Now you're ready to dump the AllTransferPacketsList data structure you got from PrivateFdoData.

The idea is, you're tracking down what driver was doing what with the IRP the last time it was seen. If the IRP is AWOL for too long, it's timed out and retried from the beginning. This can be caused by so many things... even a stray cosmic ray. But the important thing is that the transaction will be retried from the beginning, and it will not be considered complete until the IO manager says it is.

Oh, and there's also thread-agnostic IO which is a completely different can of worms. :)

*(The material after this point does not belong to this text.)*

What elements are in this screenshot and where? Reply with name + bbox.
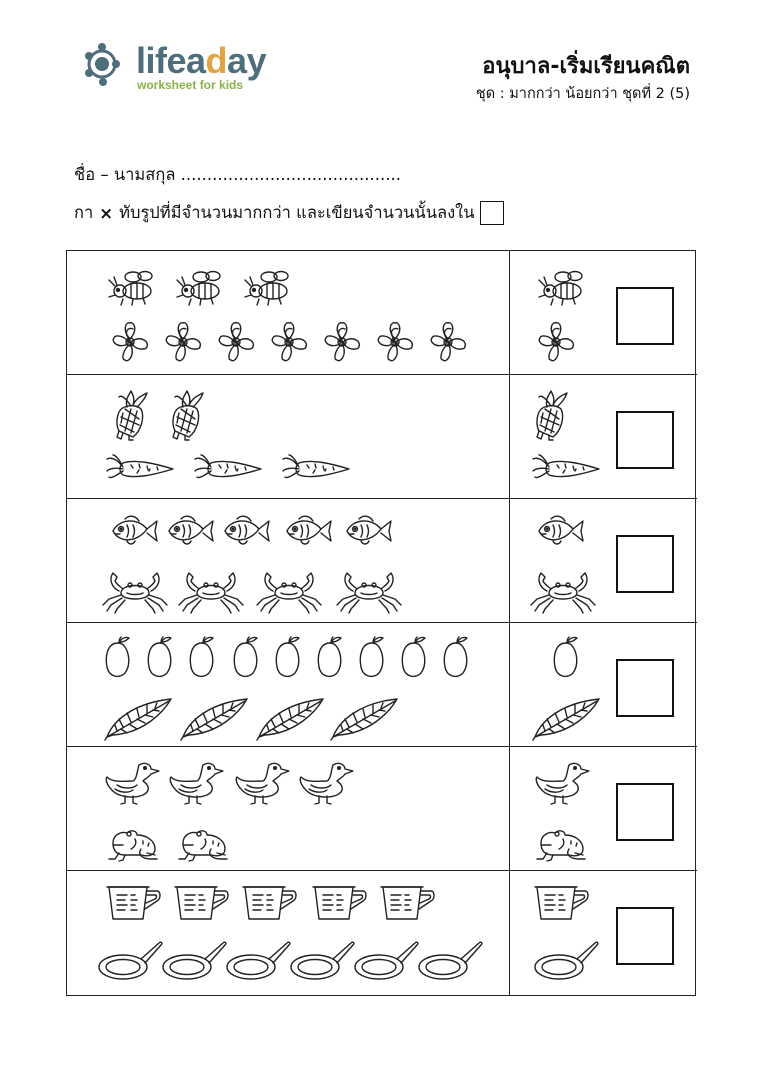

For further reading on this topic, I highly recommend chapter 8, I/O System, of Windows Internals 6th edition, from Mark Russinovich, Margosis, et al.

**Edit: ** I did finally find the official KB for this error: http://support.microsoft.com/kb/2819485/EN-US

The IO operation should be retried 8 times, once per minute, until Windows gives up.

Edit: As promised: https://docs.microsoft.com/en-us/archive/blogs/ntdebugging/interpreting-event-153-errors

Solution 2:

No, there would be a different message, and (hopefully) one of the application layers would throw an exception if it failed to successfully save data.

Prior to Windows Server 2012 (or hotfix 2819485 if on Windows Server 2008 R2), the system would silently retry when these timeouts occurred. The purpose of the message is to increase visibility about these occurrences. They may indicate a capacity issue or driver defect, and in the case of iSCSI, other operating system defects may attribute to the delay.

In the case of external (not direct-attached) storage, some vendors in the past have increased the timeout value, for example to 60 seconds. However, given the default number of retries by higher layer components such as the iSCSI initiator, this could mean that several minutes may elapse before the system initiated a failover. That would obviously be suboptimal behavior.

More information:

Registry Entries for SCSI Miniport Drivers
http://msdn.microsoft.com/en-us/library/windows/hardware/ff563970%28v=vs.85%29.aspx

https://docs.microsoft.com/en-us/archive/blogs/san/the-windows-disk-timeout-value-less-is-better


Microsoft has released an update that provides the capability to specify the threshold for storport.sys operations.

After you install this update, you can log an event when the latency time for I/O to storage is equal to, or greater than, a threshold. The threshold value can be set by the user. This operation is performed at the Adapter Driver level so that you can see if there is a performance issue on the SAN. Then, you can contact a storage vendor to address the issue.

Note: This update restores the functionality that was provided in Windows 7 and Windows Server 2008 R2. When the functionality is enabled, the threshold value is measured in 100 nanoseconds (0.0001 milliseconds). Additionally, the following values are logged in the event:

BuildIoDuration: Length of time that the MINIPORT has spent in the build I/O function for this request StartIoDuration: Length of time that the MINIPORT has spent in the start I/O function for this request DataTransferLength: Size of the transfer in bytes

Update that improves the logging capabilities of the Storport.sys driver in Windows Server 2012
http://support.microsoft.com/kb/2819476

Windows 8 and Windows Server 2012 cumulative update: April 2013
http://support.microsoft.com/kb/2822241


Solution 3:

Might be a late post, but I have found that it can be caused with VSS. We had a client who was running veeam but had forgot to turn off windows server back up (the disk was removed) It caused a shed load of problems and this error was the main one.

Stopped the back up and wham, no errors.